Business event planners in Asia are observing an air of caution surrounding clients’ event plans as concerns mount over an impending global recession, with even shorter lead times, a preference for cheaper destinations and more free-and-easy elements a common occurrence now.

While CWT Meetings and Events, which started 2019 on a strong footing, has yet to see “any significant dip in the volume of meetings, events and incentives so far”, its Singapore director, Petrina Goh, told TTGmice that “companies have become more cautious with their (events) spend”.

Nearby Vietnam is an affordable incentive destination; Halong Bay in Vietnam pictured

According to Goh, notable changes to their buying behaviour include offering more free-and-easy time – which relieves the burden of cost – into their incentive programmes, especially when reward trips are bound for pricey longhaul destinations such as Eastern Europe and the Mediterranean.

As well, the trend of short lead time that has plagued the industry for years now, has worsened, observed Goh. As companies struggle to have their budgets confirmed, clients are now giving notice only two months or a few weeks ahead of the event.

Clients on a tighter budget are also favouring nearby destinations. CWT Meetings and Events has recorded “a steady increase” in programmes to Thailand and Vietnam, while Dynasty Travel Singapore’s MICE division is seeing South-east Asian destinations gaining in popularity.

Dynasty Travel Singapore’s spokesperson Alicia Seah revealed that budgets for incentive events going forward are down from an average of S$1,000 (US$734) to S$2,000 per person, to S$800 to $1,500.

While buying behaviours for business events will change in the face of poor economic outlook, events specialists agree that incentive trips are unlikely to be frozen should a recession set in.

“Many companies know that incentives are a powerful performance motivator,” remarked Goh.

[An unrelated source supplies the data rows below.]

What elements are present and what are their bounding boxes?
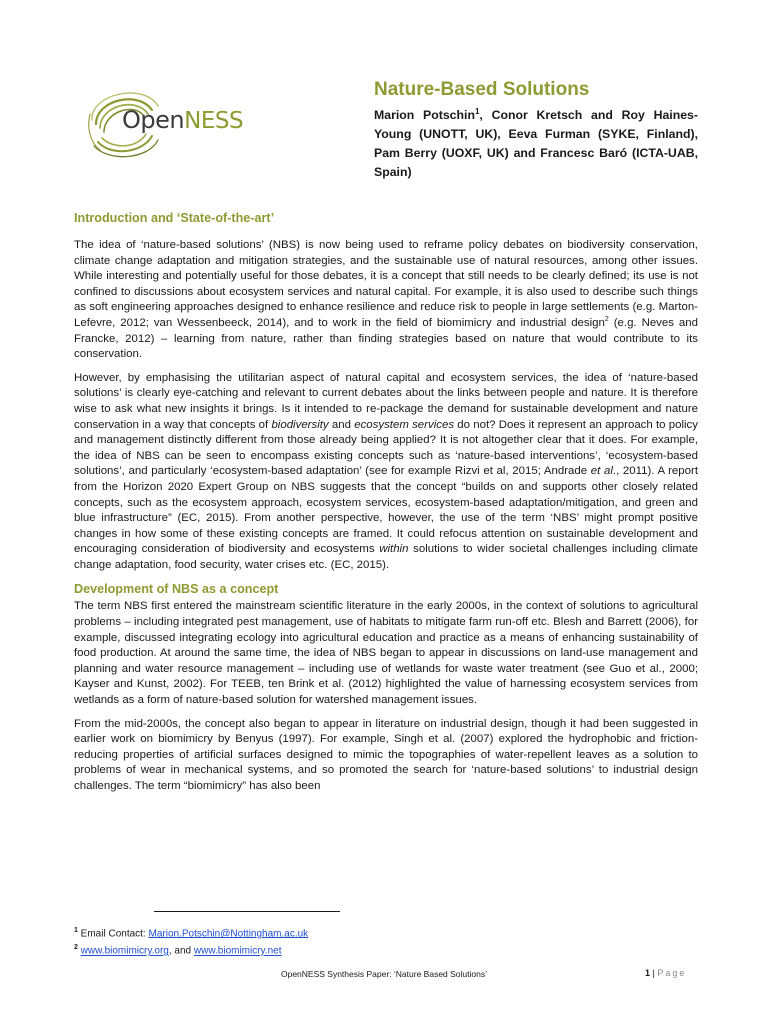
- footnote-ref-2[interactable]: 2: [604, 316, 609, 324]
- page-label: Page: [657, 968, 687, 978]
- paragraph-2-text-c: do not? Does it represent an approach to policy and management distinctly different from those already being applied? It is not altogether clear that it does. For example, the idea of NBS can be seen to encompass existing concepts such as ‘nature-based interventions’, ‘ecosystem-based solutions’, and particularly ‘ecosystem-based adaptation’ (see for example Rizvi et al, 2015; Andrade: [74, 418, 698, 478]
- paragraph-2-text: However, by emphasising the utilitarian aspect of natural capital and ecosystem services, the idea of ‘nature-based solutions’ is clearly eye-catching and relevant to current debates about the links between people and nature. It is therefore wise to ask what new insights it brings. Is it intended to re-package the demand for sustainable development and nature conservation in a way that concepts of: [74, 371, 698, 431]
- biomimicry-net-link[interactable]: www.biomimicry.net: [193, 945, 282, 957]
- footnote-divider: [154, 911, 340, 912]
- paragraph-2-text-b: and: [328, 418, 355, 431]
- paragraph-2: [74, 371, 698, 574]
- logo-text-open: Open: [122, 106, 185, 134]
- paragraph-1-text-cont: (e.g. Neves and Francke, 2012) – learning from nature, rather than finding strategies based on nature that would contribute to its conservation.: [74, 316, 698, 361]
- first-author: Marion Potschin: [374, 108, 475, 122]
- footer-paper-title: OpenNESS Synthesis Paper: ‘Nature Based Solutions’: [280, 969, 487, 979]
- emphasis-within: within: [379, 543, 409, 556]
- other-authors: , Conor Kretsch and Roy Haines-Young (UNOTT, UK), Eeva Furman (SYKE, Finland), Pam Berry (UOXF, UK) and Francesc Baró (ICTA-UAB, Spain): [374, 108, 698, 179]
- author-list: [374, 106, 698, 182]
- footnote-ref-1[interactable]: 1: [474, 106, 480, 116]
- footnote-2-separator: , and: [168, 945, 194, 957]
- footer-page-number: [645, 968, 686, 978]
- paragraph-3: The term NBS first entered the mainstream scientific literature in the early 2000s, in the context of solutions to agricultural problems – including integrated pest management, use of habitats to mitigate farm run-off etc. Blesh and Barrett (2006), for example, discussed integrating ecology into agricultural education and practice as a means of enhancing sustainability of food production. At around the same time, the idea of NBS began to appear in discussions on land-use management and planning and water resource management – including use of wetlands for waste water treatment (see Guo et al., 2000; Kayser and Kunst, 2002). For TEEB, ten Brink et al. (2012) highlighted the value of harnessing ecosystem services from wetlands as a form of nature-based solution for watershed management issues.: [74, 600, 698, 707]
- email-link[interactable]: Marion.Potschin@Nottingham.ac.uk: [148, 928, 309, 940]
- section-heading-introduction: Introduction and ‘State-of-the-art’: [74, 211, 275, 225]
- footnote-2-number: 2: [74, 944, 78, 952]
- logo-text-ness: NESS: [184, 108, 244, 134]
- paragraph-4: From the mid-2000s, the concept also began to appear in literature on industrial design, though it had been suggested in earlier work on biomimicry by Benyus (1997). For example, Singh et al. (2007) explored the hydrophobic and friction-reducing properties of artificial surfaces designed to mimic the topographies of water-repellent leaves as a solution to problems of wear in mechanical systems, and so promoted the search for ‘nature-based solutions’ to industrial design challenges. The term “biomimicry” has also been: [74, 717, 698, 792]
- openness-logo: [86, 84, 258, 158]
- paragraph-2-text-e: solutions to wider societal challenges including climate change adaptation, food security, water crises etc. (EC, 2015).: [74, 543, 698, 571]
- footnote-2: [74, 941, 308, 958]
- emphasis-biodiversity: biodiversity: [271, 418, 329, 431]
- paragraph-2-text-d: ., 2011). A report from the Horizon 2020 Expert Group on NBS suggests that the concept “builds on and supports other closely related concepts, such as the ecosystem approach, ecosystem services, ecosystem-based adaptation/mitigation, and green and blue infrastructure” (EC, 2015). From another perspective, however, the use of the term ‘NBS’ might prompt positive changes in how some of these existing concepts are framed. It could refocus attention on sustainable development and encouraging consideration of biodiversity and ecosystems: [74, 465, 699, 556]
- emphasis-ecosystem-services: ecosystem services: [354, 418, 455, 431]
- paragraph-1-text: The idea of ‘nature-based solutions’ (NBS) is now being used to reframe policy debates on biodiversity conservation, climate change adaptation and mitigation strategies, and the sustainable use of natural resources, among other issues. While interesting and potentially useful for those debates, it is a concept that still needs to be clearly defined; its use is not confined to discussions about ecosystem services and natural capital. For example, it is also used to describe such things as soft engineering approaches designed to enhance resilience and reduce risk to people in large settlements (e.g. Marton-Lefevre, 2012; van Wessenbeeck, 2014), and to work in the field of biomimicry and industrial design: [74, 239, 698, 329]
- footnote-1-label: Email Contact:: [77, 928, 149, 940]
- footnote-1: [74, 924, 308, 941]
- document-title: Nature-Based Solutions: [374, 79, 590, 100]
- biomimicry-org-link[interactable]: www.biomimicry.org: [80, 945, 169, 957]
- body-text: [74, 210, 698, 803]
- page-number: 1: [645, 968, 651, 978]
- logo-wordmark: [122, 106, 243, 135]
- section-heading-development: Development of NBS as a concept: [74, 582, 279, 597]
- footnotes: [74, 924, 308, 959]
- page-separator: |: [650, 968, 658, 978]
- footnote-1-number: 1: [74, 927, 78, 934]
- paragraph-1: [74, 238, 698, 363]
- emphasis-et-al: et al: [590, 465, 613, 478]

Seah: companies now give a mix of incentives and non-cash rewards

Seah said: “Most organisations rank the importance of incentive travel (highly) in building relationships with employees.” However, she acknowledged that many companies are now also employing other non-cash rewards, such as gift cards, merchandise and points programmes, as part of their human capital or marketing strategy.

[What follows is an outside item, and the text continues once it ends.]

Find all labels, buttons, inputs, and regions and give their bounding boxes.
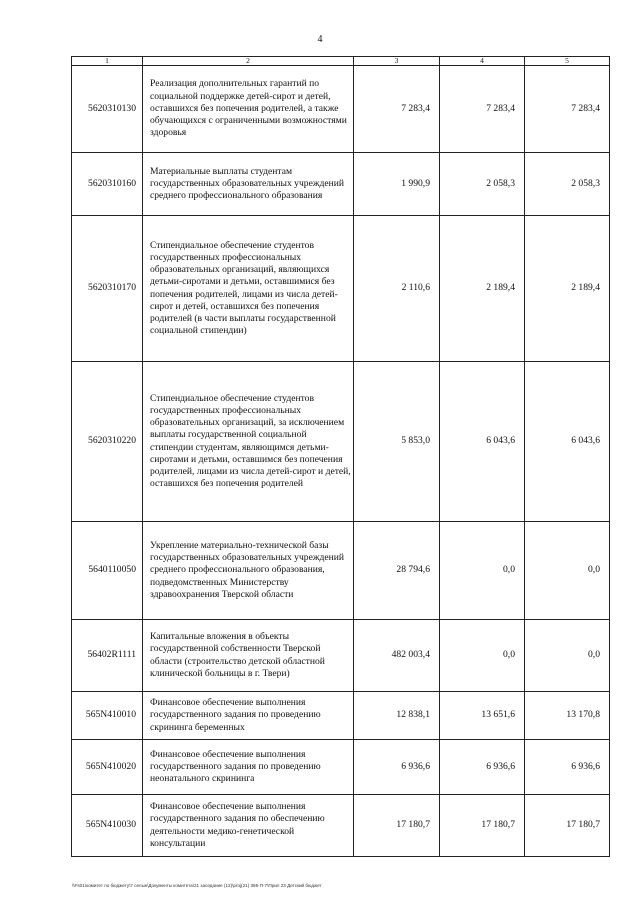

Meanwhile, G2 Travel is maintaining a rosy outlook for its business events segment, with Al Mulenga, director of the Hong Kong office, predicting “comparable” business in 2020 to this year’s.

Mulenga said corporate business has not changed since the start of this year, and the company is seeing emerging interest from Vietnam and Malaysia.

G2’s corporate clients in Malaysia, Indonesia and Taiwan are still set on longhaul incentive destinations, specifically the UK, Scandinavia, Italy and also Eastern Europe. Budgets are also being maintained.